Однажды я ему предложил холодного молока.
Он скривился.
- На, ебни кальция!
Он согласился.
 Работать с ним было приятно, потому что он был умен, знал работу и любил ее. Но, как и любой я-говорящий человек, он всегда был прав. Даже, когда не был.
- Ты неправильно отрезал доску.
- В смысле. Вчера мы делали именно так.
- Не знаю, как ты делал. Срез должен идти по ширине всей доски.
- Но ты же вчера сказал, что не по всей.
- Я не мог такого сказать. Доска должна срезаться по всей ширине.
- ОК.
       Я не мог так сказать. Либо все свалить на Фостера. Дурачок даже не поймет, в чем он виноват. Дурачок привык быть виноватым. Правда, меня это ни капли не задевает. Похоже, я привык к работе. Настолько привык, что не вижу даже что еще можно написать о ней. Скорее всего, просто нечего. Я приземлился на той работе, с которой пока не хочется улетать. Вот и все.



       Эта книга близится к завершению, я это чувствую. Все произошедшее почти произошло. Скоро придет время новых книг. Если получится. Но, наверное, получится. А в этой книге должны произойти только те события, которые вытекают из произошедшего. Но не сейчас.
       Сейчас мы с моей малышкой в Калифорнии. Туда не «выпала возможность съездить». Мы осознанно и запланировано полетели в «шоколадный штат». Мы заработали и отложили деньги на поездку. Как настоящие нормальные небесные жители. Калифорния оказалась более похожей на Небеса, чем Коннектикут. По крайней мере, там не душно. Там есть пальмы, океан. Там же я нашел и Замок Кафки. Он находится в Голливуде, Беверли-Хиллс – во всей этой небесной киноиндустрии. Место, куда не попадают, но попасть стремятся. Обитателей которого люди сами обожествляют. Толпе всегда надо кого-то обожествлять. А потом с радостью смеяться, когда обожествленные будут валяться в луже. Ничего нового.

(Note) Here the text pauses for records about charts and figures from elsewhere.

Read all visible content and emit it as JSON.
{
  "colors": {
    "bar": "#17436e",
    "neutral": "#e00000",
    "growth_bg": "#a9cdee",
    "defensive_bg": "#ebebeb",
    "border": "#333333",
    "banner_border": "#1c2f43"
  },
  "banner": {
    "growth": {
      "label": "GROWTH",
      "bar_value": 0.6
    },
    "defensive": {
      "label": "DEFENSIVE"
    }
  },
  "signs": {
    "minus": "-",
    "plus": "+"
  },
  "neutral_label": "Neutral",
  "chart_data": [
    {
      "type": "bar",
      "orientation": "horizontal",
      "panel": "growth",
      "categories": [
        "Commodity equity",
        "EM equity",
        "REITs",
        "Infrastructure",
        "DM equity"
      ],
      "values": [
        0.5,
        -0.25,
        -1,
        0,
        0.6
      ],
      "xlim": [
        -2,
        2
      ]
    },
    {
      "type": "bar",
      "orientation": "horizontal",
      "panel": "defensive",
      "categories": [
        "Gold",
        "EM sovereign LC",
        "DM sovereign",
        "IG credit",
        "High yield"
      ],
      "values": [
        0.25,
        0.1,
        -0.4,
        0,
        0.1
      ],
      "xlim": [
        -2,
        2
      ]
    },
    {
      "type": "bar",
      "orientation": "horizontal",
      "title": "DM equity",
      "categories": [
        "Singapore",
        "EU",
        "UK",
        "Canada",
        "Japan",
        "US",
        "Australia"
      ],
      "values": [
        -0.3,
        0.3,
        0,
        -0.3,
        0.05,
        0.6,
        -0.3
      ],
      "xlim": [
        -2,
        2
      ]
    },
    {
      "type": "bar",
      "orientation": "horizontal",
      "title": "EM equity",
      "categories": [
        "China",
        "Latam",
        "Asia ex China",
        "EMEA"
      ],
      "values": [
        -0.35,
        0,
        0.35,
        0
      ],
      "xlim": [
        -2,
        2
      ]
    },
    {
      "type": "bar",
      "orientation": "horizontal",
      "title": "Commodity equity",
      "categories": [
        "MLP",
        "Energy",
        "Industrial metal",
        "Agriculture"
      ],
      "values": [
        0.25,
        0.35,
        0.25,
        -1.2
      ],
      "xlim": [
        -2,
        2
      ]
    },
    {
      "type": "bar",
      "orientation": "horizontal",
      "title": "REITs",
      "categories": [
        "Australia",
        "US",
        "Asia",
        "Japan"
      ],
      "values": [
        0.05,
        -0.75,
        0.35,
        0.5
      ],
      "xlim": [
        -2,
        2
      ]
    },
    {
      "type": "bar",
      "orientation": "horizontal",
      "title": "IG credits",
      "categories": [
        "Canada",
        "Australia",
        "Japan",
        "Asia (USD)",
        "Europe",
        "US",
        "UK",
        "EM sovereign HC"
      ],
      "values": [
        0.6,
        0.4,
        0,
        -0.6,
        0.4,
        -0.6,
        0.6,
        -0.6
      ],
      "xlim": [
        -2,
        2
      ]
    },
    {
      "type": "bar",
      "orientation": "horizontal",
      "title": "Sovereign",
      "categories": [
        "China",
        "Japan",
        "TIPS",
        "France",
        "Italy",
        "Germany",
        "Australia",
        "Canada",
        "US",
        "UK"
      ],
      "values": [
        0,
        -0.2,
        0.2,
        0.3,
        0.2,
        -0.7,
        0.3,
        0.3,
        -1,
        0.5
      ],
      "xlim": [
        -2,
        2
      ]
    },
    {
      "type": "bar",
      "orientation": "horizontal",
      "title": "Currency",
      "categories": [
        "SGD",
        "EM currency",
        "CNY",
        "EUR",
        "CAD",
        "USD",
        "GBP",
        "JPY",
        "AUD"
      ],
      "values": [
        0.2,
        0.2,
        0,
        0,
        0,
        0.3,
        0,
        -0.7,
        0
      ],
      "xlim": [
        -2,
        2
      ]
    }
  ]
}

       Остается только пойти на пляж, быть сбитым трехметровой волной, а потом развалиться на великолепном песочке. У меня есть деньги, есть работа, есть малышка. У меня будут деньги, будет работа, будет малышка. Приятный ветерок обдул все тело. Знаете, пожалуй, я останусь на Небесах. Как говорит тот самый философ у Наших (наверное, самый великий и непримиримый) счастье заключается в обычных бытовых мелочах. Вернее, в отсутствии необходимости тратить свою энергию на бесполезные мелочи. Мне особо некуда ехать, а в любом месте будет хуже, чем на Небесах. На то они и Небеса, все-таки. Пусть здесь не все гладко. Но лучше не придумаешь. Я выбираю меньшее зло. А потом иду прямо в океан. Волна накрыла меня с головой…




- Привет – ее голос я узнаю в любом состоянии.
- Привет. Ты как-то пропала.
- И собираюсь пропасть навсегда. Ты мне поможешь?
- В чем дело.
- Завези меня в аэропорт.
- Прямо сейчас?
- Прямо сегодня. Вечером.
- Хорошо.
       Нет, все-таки не все в моей жизни еще решено. Вроде бы, я по-прежнему люблю свою малышку, вроде бы мы с ней счастливы. Но тут появляется Иностранка, вернее, напоминает о своем присутствии… Если бы она сама ко мне проявляла нечто, гораздо большее обычной заинтересованности – было бы легче. Я бы кинулся в этот омут с головой, и потом бы, наверное, жалел о содеянном. А так, я вновь почувствовал острую необходимость к чему-то и полную неопределенность в своей жизни. Музыка, звучащая на тот момент, не давала никакого ответа, поэтому я собрался и поехал к ней. Зачем? Сам не знаю.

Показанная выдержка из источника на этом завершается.